An automated measurement and monitoring system, such as IncuCyte from Sartorius, can help prevent perturbations to 3D culturesCredit: Sartorius
A brain in a dish
Organoids are also helping to fuel research in areas that have previously lacked relevant in vitro models, notably early brain development. “In a monolayer, you might have the same diversity of neuronal subtypes or cell populations, but you don’t have the structural organization there,” explains Muotri. ”And that’s needed for network development.”
Last year, Muotri’s team showed for the first time that human stem cells grown into cortical organoids, so-called ‘mini brains’, could spontaneously produce human-like brain waves3.“We reached a level of activity that was unprecedented in vitro,” Muotri enthuses. “I think it’s just a matter of the ability of those neurons to make more connections in 3D space.”
These patient-derived brain organoids also live much longer than traditional 2D primary cell cultures, surviving for years rather than months, offering huge potential for longitudinal studies, says Muotri. “The longest we have in our lab is three years — so the gain is pretty significant.”
Good cell culture practice is essential
Keeping organoid cultures alive and healthy can be challenging — particularly over long periods: “We have in the lab probably 10,000 organoids alive at a time, which all need to be cared for by postdocs and students,” says Muotri.

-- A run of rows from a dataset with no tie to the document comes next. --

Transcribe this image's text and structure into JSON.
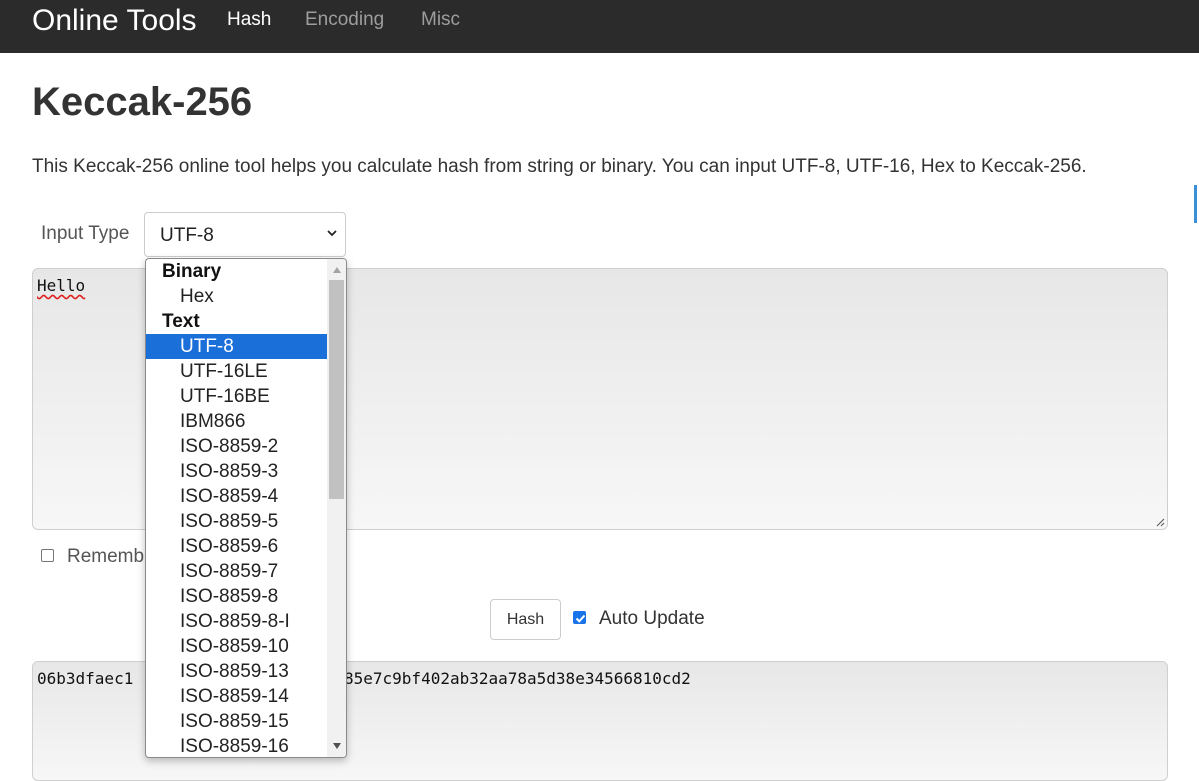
{
  "navbar": {
    "brand": "Online Tools",
    "links": [
      {
        "label": "Hash",
        "active": true
      },
      {
        "label": "Encoding",
        "active": false
      },
      {
        "label": "Misc",
        "active": false
      }
    ]
  },
  "page": {
    "title": "Keccak-256",
    "description": "This Keccak-256 online tool helps you calculate hash from string or binary. You can input UTF-8, UTF-16, Hex to Keccak-256."
  },
  "input_type": {
    "label": "Input Type",
    "selected": "UTF-8",
    "icon": "chevron-down-icon"
  },
  "input": {
    "value": "Hello"
  },
  "remember": {
    "label": "Rememb",
    "checked": false
  },
  "actions": {
    "hash_label": "Hash",
    "auto_update_label": "Auto Update",
    "auto_update_checked": true
  },
  "output": {
    "value_left": "06b3dfaec1",
    "value_right": "85e7c9bf402ab32aa78a5d38e34566810cd2"
  },
  "dropdown": {
    "options": [
      {
        "label": "Binary",
        "group": true
      },
      {
        "label": "Hex",
        "group": false
      },
      {
        "label": "Text",
        "group": true
      },
      {
        "label": "UTF-8",
        "group": false,
        "selected": true
      },
      {
        "label": "UTF-16LE",
        "group": false
      },
      {
        "label": "UTF-16BE",
        "group": false
      },
      {
        "label": "IBM866",
        "group": false
      },
      {
        "label": "ISO-8859-2",
        "group": false
      },
      {
        "label": "ISO-8859-3",
        "group": false
      },
      {
        "label": "ISO-8859-4",
        "group": false
      },
      {
        "label": "ISO-8859-5",
        "group": false
      },
      {
        "label": "ISO-8859-6",
        "group": false
      },
      {
        "label": "ISO-8859-7",
        "group": false
      },
      {
        "label": "ISO-8859-8",
        "group": false
      },
      {
        "label": "ISO-8859-8-I",
        "group": false
      },
      {
        "label": "ISO-8859-10",
        "group": false
      },
      {
        "label": "ISO-8859-13",
        "group": false
      },
      {
        "label": "ISO-8859-14",
        "group": false
      },
      {
        "label": "ISO-8859-15",
        "group": false
      },
      {
        "label": "ISO-8859-16",
        "group": false
      }
    ]
  },
  "colors": {
    "navbar_bg": "#2b2b2b",
    "selected_option_bg": "#1a6fd8",
    "checkbox_checked": "#1a73e8"
  }
}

As with any cell culture approach, contamination is a constant threat — and this can be particularly disastrous in longitudinal studies: “I’ve had several people crying when all their cultures became contaminated after six months or so,” says Muotri.
Using good cell culture practice and high-quality materials and reagents can help reduce the risk. “Preventing contamination, particularly when we need to culture 3D models over significant periods, requires a lot of intervention from the researcher,” says Dan Appledorn, head of product development for cell imaging at Sartorius. “They want to be monitoring the health, morphology and functional activity of the cells, so there’s a lot of manual labour, a lot of visual inspection and everyday maintenance.”
A future in 3D
Patient-derived 3D organoids have a bright future in personalized medicine, says Muotri. “It takes three to five years to find the right drug for someone with epilepsy,” he notes. ”But if we can make a brain organoid from that person and try all the drugs and concentrations, we may be able to find the ideal drug combination and dose in a couple of months.”

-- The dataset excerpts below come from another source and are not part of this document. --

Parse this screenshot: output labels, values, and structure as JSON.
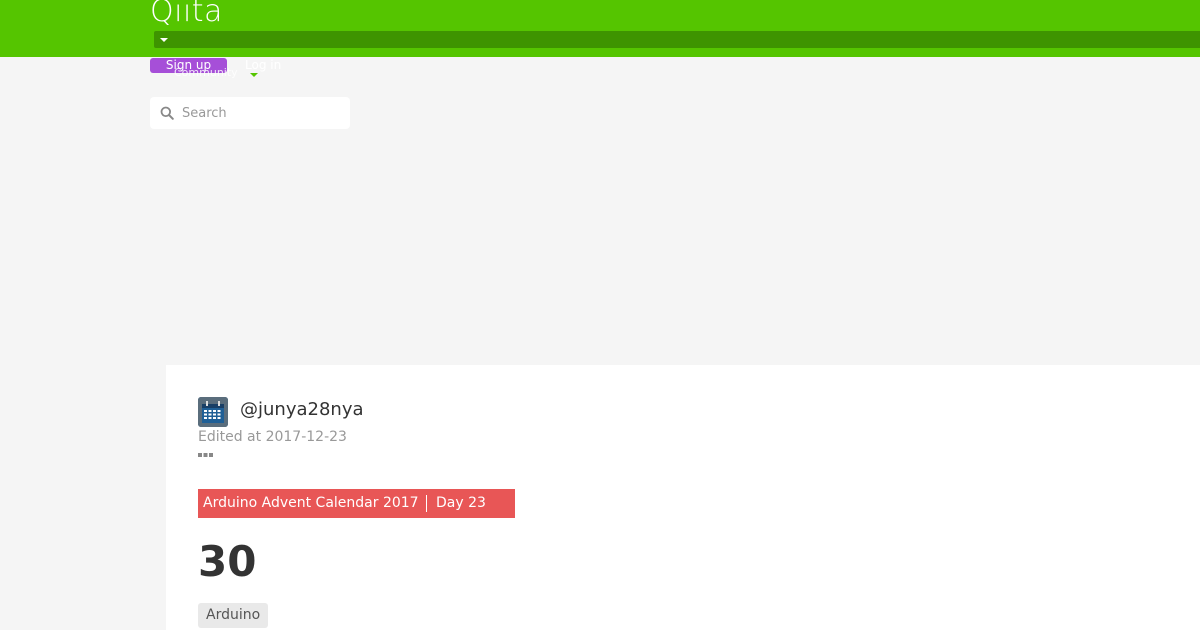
{
  "header": {
    "logo": "Qiita",
    "signup_label": "Sign up",
    "login_label": "Log in",
    "community_label": "Community"
  },
  "search": {
    "placeholder": "Search"
  },
  "article": {
    "author": "@junya28nya",
    "edited": "Edited at 2017-12-23",
    "calendar_name": "Arduino Advent Calendar 2017",
    "calendar_day": "Day 23",
    "title": "30",
    "tags": [
      "Arduino"
    ]
  },
  "colors": {
    "header_bg": "#55c500",
    "signup_bg": "#a64fd8",
    "banner_bg": "#e85656"
  },
  "icons": [
    "search-icon",
    "more-icon",
    "caret-down-icon"
  ]
}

The potential rewards are indeed tantalizing. A recent study demonstrated the proof-of-principle, showing that patient-derived gastrointestinal tumour organoids provided an accurate prediction of that patient’s response to cancer drugs4.
Studies involving 3D cell models are uncovering interactions that would otherwise have been missed, generating a real buzz among researchers. “Every other week you have some very nice articles using these technologies,” says Muotri. “It’s a really fertile moment.”